I remember being genuinely confused by Outkast the first few times I heard them. The production was so layered, the wordplay so dense, the emotional range so wide — you'd go from something that felt like a lullaby to something that felt like a sermon to something that felt like a dare, all in the same album. I didn't have the vocabulary for it then, but what I was experiencing was the power of contradiction held with confidence. That's something I chase in my own work now. I want to write things that make people feel two opposing emotions simultaneously and not resolve the tension for them. Outkast taught me that was not only possible — it was the whole point.

When Lauryn Hill Made Me Feel Seen and Undone Simultaneously

I need to talk about The Miseducation of Lauryn Hill because I genuinely don't think I would be a storyteller without it.

I was young when that album came out — young enough that I didn't understand most of what she was saying, but old enough to feel the weight of it. There was something in Lauryn's voice that communicated: this matters, this is real, I am telling you something true. The album felt like a letter written specifically to me even though I knew it wasn't. That tension — art that feels universal and intimate at the same time — became the thing I've spent my whole creative life trying to replicate.

The interlude conversations between students on that album wrecked me. They were so unpolished, so honest, so structurally weird for a mainstream R&B record. Nobody asked for them. She just put them in because they were true. I think about those interludes every time I'm tempted to cut something from my work because it doesn't fit the expected format. Sometimes the thing that doesn't fit is the whole reason the piece exists.
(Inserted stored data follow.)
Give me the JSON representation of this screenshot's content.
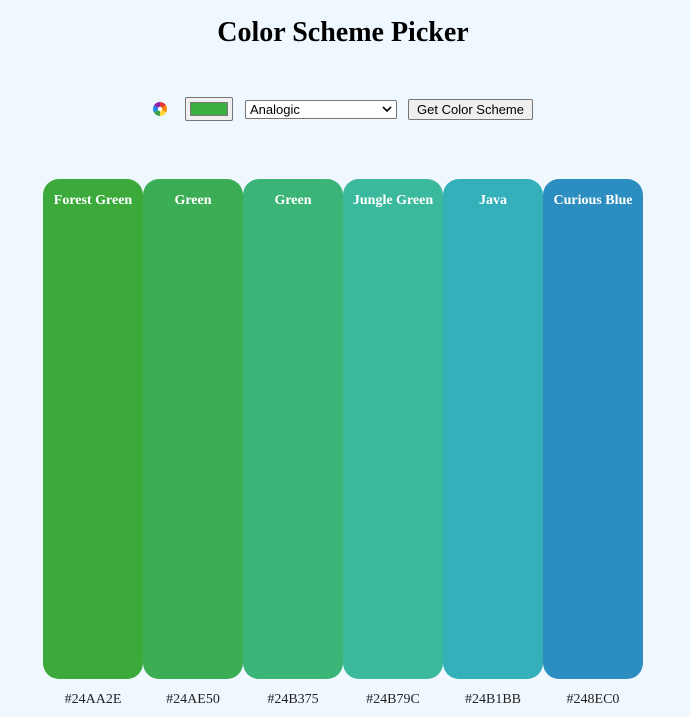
{
  "page": {
    "title": "Color Scheme Picker"
  },
  "controls": {
    "icon": "color-wheel-icon",
    "color_value": "#3BAF3F",
    "mode_selected": "Analogic",
    "button_label": "Get Color Scheme"
  },
  "scheme": {
    "colors": [
      {
        "name": "Forest Green",
        "hex": "#24AA2E",
        "swatch": "#3BAA3B"
      },
      {
        "name": "Green",
        "hex": "#24AE50",
        "swatch": "#3BAE55"
      },
      {
        "name": "Green",
        "hex": "#24B375",
        "swatch": "#3BB478"
      },
      {
        "name": "Jungle Green",
        "hex": "#24B79C",
        "swatch": "#3BB99C"
      },
      {
        "name": "Java",
        "hex": "#24B1BB",
        "swatch": "#33B0BA"
      },
      {
        "name": "Curious Blue",
        "hex": "#248EC0",
        "swatch": "#2C8EC0"
      }
    ]
  }
}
My Father's Jazz Records and the Art of Negative Space

My dad had a record collection that he treated like it was sacred text. Miles Davis, John Coltrane, Nina Simone, Thelonious Monk. On weekend evenings when the house got quiet, he'd put something on and just... sit with it. No talking. No explaining. Just listening.
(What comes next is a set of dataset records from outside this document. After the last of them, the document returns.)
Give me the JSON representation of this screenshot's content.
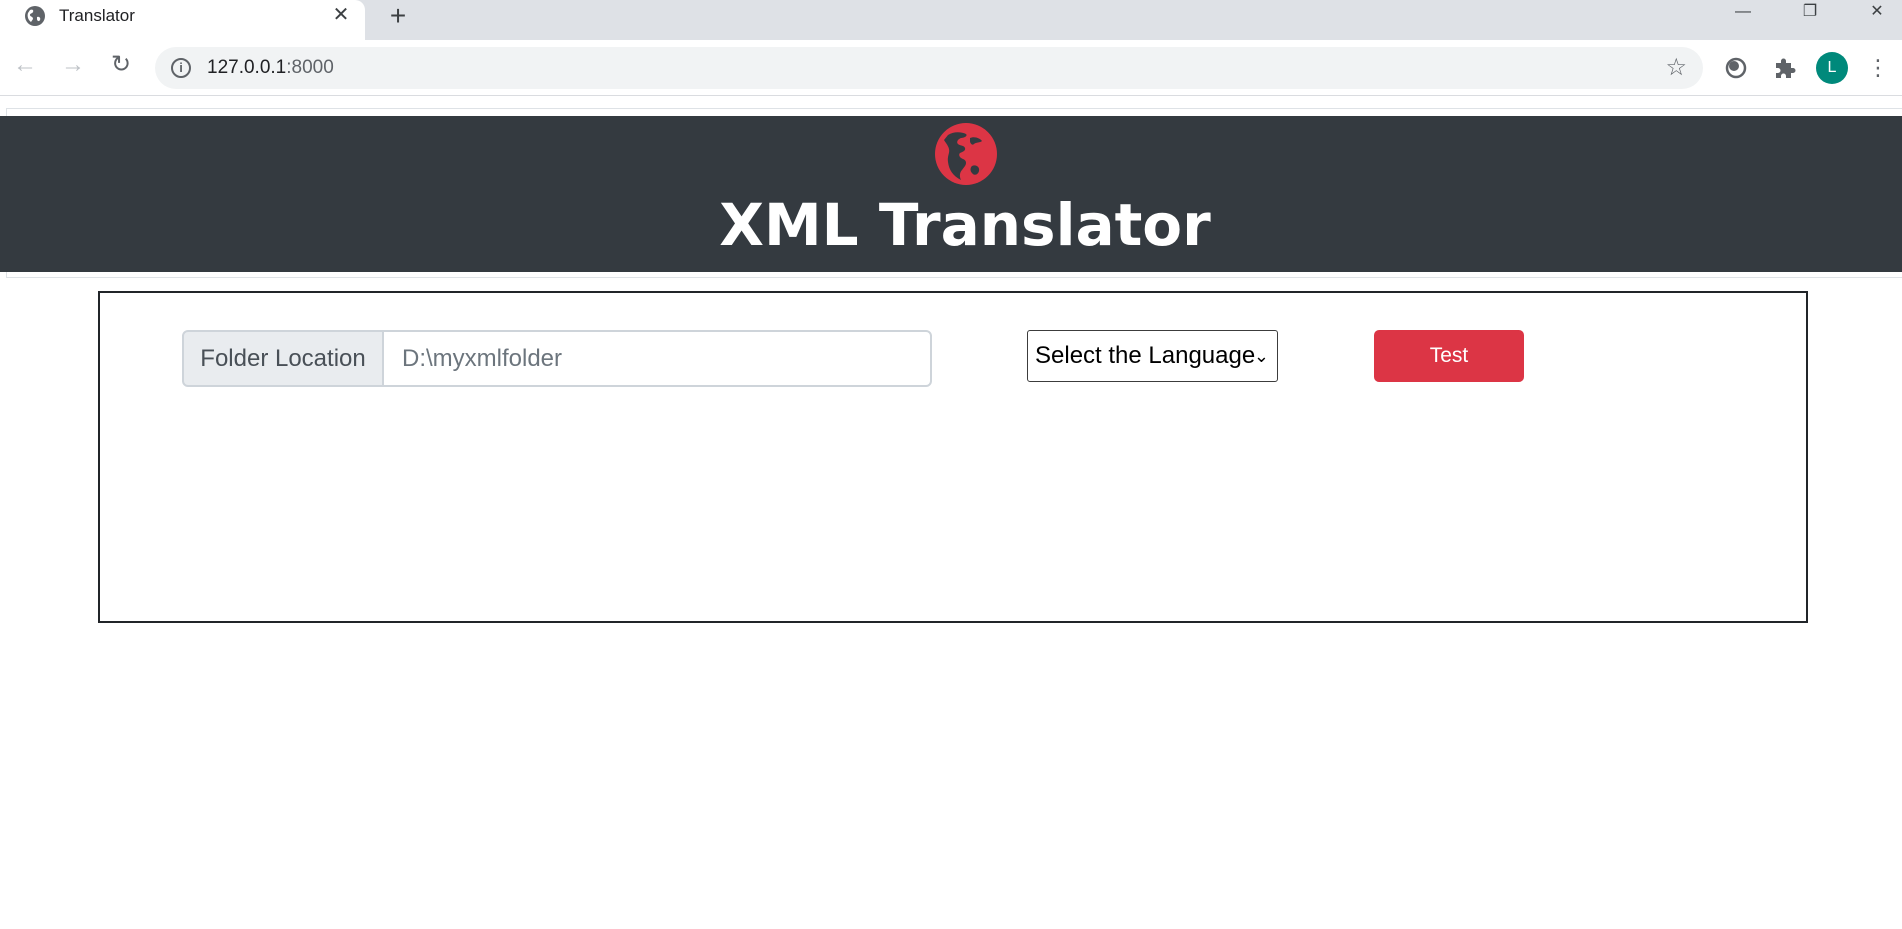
{
  "browser": {
    "tab_title": "Translator",
    "tab_close_icon": "close-icon",
    "new_tab_icon": "plus-icon",
    "url_host": "127.0.0.1",
    "url_port": ":8000",
    "avatar_initial": "L"
  },
  "header": {
    "logo_icon": "globe-americas-icon",
    "title": "XML Translator",
    "background_color": "#343a40",
    "logo_color": "#dc3545"
  },
  "form": {
    "folder_label": "Folder Location",
    "folder_placeholder": "D:\\myxmlfolder",
    "folder_value": "",
    "language_select_selected": "Select the Language",
    "test_button_label": "Test",
    "accent_color": "#dc3545"
  }
}
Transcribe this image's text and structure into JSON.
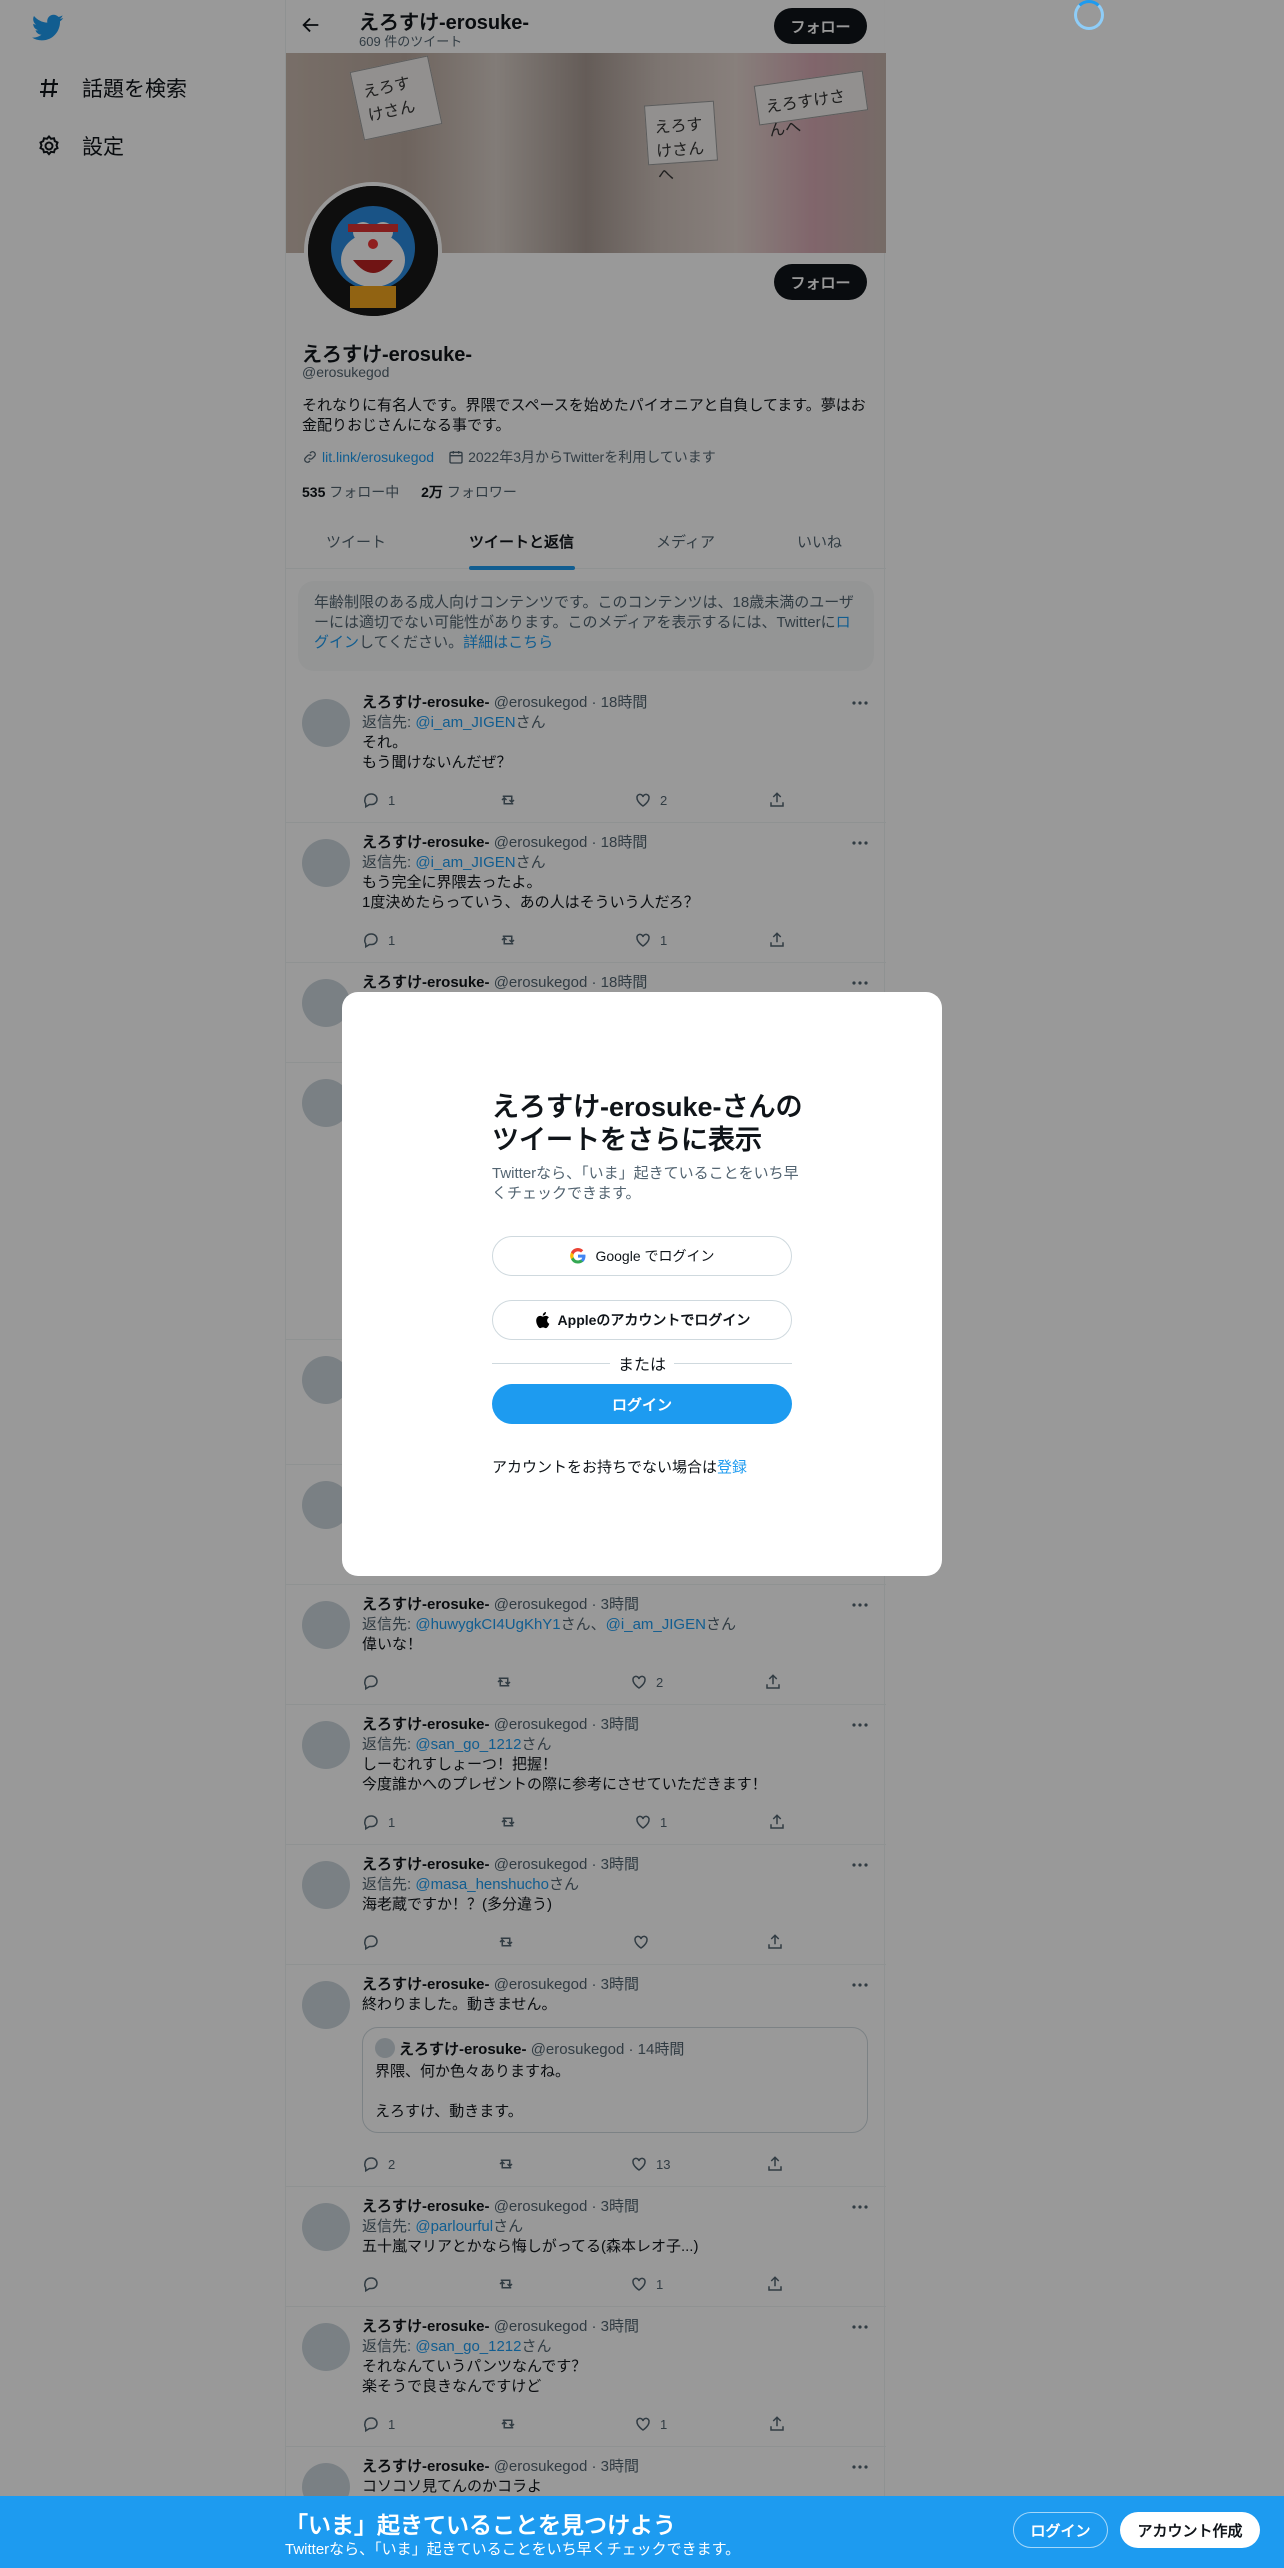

I was an impatient kid, so jazz frustrated me for years. Where was the hook? Where was the part I was supposed to feel? I kept waiting for it to tell me how to receive it, and it refused.

That refusal was the lesson.

Jazz taught me about negative space — about what you leave out, about the pause that gives the note before it meaning, about trusting your audience to sit in discomfort without you rescuing them. I was in my twenties before I fully understood what I'd been learning. Now I think about negative space constantly. In writing, in storytelling, in the way I structure a piece — the silence is doing as much work as the sound. My father's records taught me that without ever explaining it to me.

The Songs We Inherit Are the Stories We Tell

I've been asked a lot about where my voice comes from. It's a fair question and also an impossible one, because the honest answer is: everywhere and nowhere specific. It's the accumulation of a thousand small moments that didn't feel significant until they did.

But if I had to point somewhere — if I had to hand someone a map and say start here — I'd hand them a playlist. Aretha on Sunday mornings. Outkast through the walls. Lauryn Hill on a borrowed CD. Miles Davis on a quiet Saturday. That's the foundation. That's the emotional vocabulary I was given before I knew I was being given anything.

I think a lot of us underestimate the music we grew up with. We treat it as nostalgia, as memory foam for the past. But it's more than that. It's architecture. It built the rooms inside you where your feelings live. It taught you, before anyone told you anything about art, what it feels like when something is true.

If you want to understand why you make the things you make, or why you're drawn to the stories you're drawn to — go back to the sounds. Go back to what was playing when you were too young to be critical about it. That's where a lot of your answers are hiding.

Mine were hiding in my mother's Aretha records the whole time. I just had to get quiet enough to hear them.